Friday, July 08, 2005

The one where he was less daring...

Yeah, um, so i'm blogging from work again, only this time i went a few doors down and decided to purchase internet time from a printing company down the street. Good times.

A few things:

Yesterday, one of the clerk's had done something different to her hair. she "crunched" it or something - i believe this has something to do with gel, or whatnot, but anyway - she did it. and it looked good! i really liked it. but - in order to be funny, and joke around, i told her this:

Lynette, what died on your head? (in the most serious, monotonal voice possible)

She did not, and i repeat: did not, take this well. She didn't get that it was a joke. It was, being that i liked her hair, as mentioned above. anyway, it took me all day yesterday, and some of today to get her to realize that i did like her new "do" and that she should keep doing it.

Another thing:

Hold on- crap - i had something else to talk about. I really did. Wow matt, way to freaking mess up. It wouldn't be so bad if you weren't on the clock. 7 min 30, no 27 seconds left.

OH Right - I just remembered 2 things.

First, the older of the two. The other day - i think it was last week - i walked out of the county office building, and while walking across the street, i saw this big pickup truck parked on the side of the road. Now this was one mother truck. It was all jacked up, and buff, and looked really hot, cause they made it sparkle and such with chrome, and a nice wax job. But the thing that really set it off, was the giant set of plastic testicles hanging from the rear part of the chassis. They were big, and one was hanging a bit lower than the other... I've never seen a pair of balls, hanging from the bottom of a pickup truck. This truck, obviously had style.

Second thing:

Another crossing the street story. As i was walking towards the clerk's office from public abstract (in the opposite direction as the last story) i saw someone pulling away from the curb, after being parallel parked there. They cut it a bit too close, and straped against the parked car in front of it. He just kept pulling away, but the passenger kept eyeing me down as they pulled away, as she noticed that i watched the whole thing. I remembered the license plate, and walked inside the clerks office. i hemmed and hawed about whether i should say something, but by the time i decided that it was indeed my place to take action and turn the bastard "hit and runner" in, the car that he hit was gone, not knowing what had happened at all.

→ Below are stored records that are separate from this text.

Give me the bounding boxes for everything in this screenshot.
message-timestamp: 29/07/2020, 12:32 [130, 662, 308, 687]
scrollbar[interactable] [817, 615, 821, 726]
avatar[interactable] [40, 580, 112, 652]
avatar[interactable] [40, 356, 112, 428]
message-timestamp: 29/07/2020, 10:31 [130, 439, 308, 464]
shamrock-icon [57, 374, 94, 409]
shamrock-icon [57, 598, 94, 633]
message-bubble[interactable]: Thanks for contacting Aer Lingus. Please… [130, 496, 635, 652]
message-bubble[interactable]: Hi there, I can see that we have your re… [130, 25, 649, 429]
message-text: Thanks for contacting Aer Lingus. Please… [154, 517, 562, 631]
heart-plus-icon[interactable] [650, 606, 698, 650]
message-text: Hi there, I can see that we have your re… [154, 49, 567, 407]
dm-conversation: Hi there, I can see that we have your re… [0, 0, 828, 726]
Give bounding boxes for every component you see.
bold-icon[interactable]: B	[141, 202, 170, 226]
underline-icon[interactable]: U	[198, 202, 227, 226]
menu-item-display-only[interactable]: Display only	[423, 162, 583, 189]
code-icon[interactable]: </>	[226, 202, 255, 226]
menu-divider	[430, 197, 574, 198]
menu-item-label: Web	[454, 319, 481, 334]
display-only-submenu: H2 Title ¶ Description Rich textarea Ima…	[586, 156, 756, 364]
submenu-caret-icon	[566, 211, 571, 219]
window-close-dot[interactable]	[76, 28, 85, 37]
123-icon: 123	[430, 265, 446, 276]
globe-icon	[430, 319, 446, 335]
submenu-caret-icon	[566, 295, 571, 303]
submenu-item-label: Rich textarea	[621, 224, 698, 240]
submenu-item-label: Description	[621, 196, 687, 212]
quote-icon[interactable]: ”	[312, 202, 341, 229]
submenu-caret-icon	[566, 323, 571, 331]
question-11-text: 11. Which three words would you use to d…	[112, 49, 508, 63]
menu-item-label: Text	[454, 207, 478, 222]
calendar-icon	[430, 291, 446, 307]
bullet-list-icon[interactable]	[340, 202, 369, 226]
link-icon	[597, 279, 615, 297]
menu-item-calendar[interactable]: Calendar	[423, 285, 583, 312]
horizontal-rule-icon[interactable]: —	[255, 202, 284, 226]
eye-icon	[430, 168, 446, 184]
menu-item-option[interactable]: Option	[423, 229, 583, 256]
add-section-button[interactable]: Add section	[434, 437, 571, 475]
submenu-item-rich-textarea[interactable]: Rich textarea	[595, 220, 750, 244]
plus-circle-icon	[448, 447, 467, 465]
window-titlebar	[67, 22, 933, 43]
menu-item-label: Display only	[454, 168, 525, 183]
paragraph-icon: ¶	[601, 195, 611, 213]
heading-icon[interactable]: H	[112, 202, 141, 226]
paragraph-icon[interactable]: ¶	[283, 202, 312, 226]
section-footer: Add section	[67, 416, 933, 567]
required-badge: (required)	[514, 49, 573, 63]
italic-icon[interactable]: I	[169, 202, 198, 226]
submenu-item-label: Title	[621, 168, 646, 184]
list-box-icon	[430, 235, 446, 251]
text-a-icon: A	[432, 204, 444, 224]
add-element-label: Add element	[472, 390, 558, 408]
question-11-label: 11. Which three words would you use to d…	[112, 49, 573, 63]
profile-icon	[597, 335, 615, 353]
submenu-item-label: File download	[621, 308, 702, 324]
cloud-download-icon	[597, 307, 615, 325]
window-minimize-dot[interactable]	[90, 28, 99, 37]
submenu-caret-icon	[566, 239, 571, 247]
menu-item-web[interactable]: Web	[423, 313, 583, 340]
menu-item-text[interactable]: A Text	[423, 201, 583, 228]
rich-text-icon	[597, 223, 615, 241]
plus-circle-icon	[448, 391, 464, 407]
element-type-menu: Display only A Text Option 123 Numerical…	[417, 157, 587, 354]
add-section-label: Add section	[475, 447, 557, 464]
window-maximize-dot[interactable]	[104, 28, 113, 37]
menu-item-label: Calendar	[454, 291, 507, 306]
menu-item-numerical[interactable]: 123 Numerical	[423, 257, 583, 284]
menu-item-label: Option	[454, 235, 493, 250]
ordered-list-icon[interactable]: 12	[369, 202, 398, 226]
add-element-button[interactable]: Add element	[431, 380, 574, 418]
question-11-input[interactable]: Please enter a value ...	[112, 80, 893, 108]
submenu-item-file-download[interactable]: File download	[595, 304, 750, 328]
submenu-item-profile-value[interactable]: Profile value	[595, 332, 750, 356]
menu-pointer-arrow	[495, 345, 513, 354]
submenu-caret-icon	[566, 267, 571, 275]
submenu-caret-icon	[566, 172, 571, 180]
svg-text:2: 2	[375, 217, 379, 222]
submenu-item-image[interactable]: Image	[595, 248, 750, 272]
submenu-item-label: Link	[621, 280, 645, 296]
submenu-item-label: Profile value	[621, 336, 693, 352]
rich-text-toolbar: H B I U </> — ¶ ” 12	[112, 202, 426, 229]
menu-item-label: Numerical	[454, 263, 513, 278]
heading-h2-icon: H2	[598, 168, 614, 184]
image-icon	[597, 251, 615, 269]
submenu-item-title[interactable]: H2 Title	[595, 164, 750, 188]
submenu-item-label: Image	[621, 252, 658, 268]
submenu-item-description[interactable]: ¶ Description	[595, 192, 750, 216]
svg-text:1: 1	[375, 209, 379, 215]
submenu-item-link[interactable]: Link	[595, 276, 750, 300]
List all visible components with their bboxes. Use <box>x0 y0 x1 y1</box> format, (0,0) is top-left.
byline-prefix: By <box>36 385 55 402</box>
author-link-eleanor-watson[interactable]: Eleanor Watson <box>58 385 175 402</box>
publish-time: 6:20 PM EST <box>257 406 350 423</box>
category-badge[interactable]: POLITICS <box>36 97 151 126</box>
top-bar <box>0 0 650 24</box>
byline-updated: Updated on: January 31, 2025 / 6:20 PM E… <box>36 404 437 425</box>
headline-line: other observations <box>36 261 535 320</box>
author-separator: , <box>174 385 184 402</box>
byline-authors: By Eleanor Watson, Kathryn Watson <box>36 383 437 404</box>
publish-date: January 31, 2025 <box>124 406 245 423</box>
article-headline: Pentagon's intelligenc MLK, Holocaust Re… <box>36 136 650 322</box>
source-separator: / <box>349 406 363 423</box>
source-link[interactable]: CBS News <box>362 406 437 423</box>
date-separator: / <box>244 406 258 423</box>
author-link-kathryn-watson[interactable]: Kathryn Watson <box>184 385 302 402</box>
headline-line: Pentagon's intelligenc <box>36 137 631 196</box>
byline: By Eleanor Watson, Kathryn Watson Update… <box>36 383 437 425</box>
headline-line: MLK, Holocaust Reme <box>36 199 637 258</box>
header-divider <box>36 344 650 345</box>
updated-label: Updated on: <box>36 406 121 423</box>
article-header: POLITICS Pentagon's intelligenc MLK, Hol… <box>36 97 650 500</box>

Oh well - at least i had plans to be moral.

crap - 40 seconds left. gtg byeeeeeeeee

1 comment:

Eric Richie said...

That girl probably has self esteem issues now. She may never trust another man again for as long as she lives. Way to be jackass!

Please tell me that the truck didn't have "GIT-R-DONE" somewhere on it. If it did it was just like any other piece of shit in my book. I actually saw a beatle the other with it across the top of the windshield... GAY!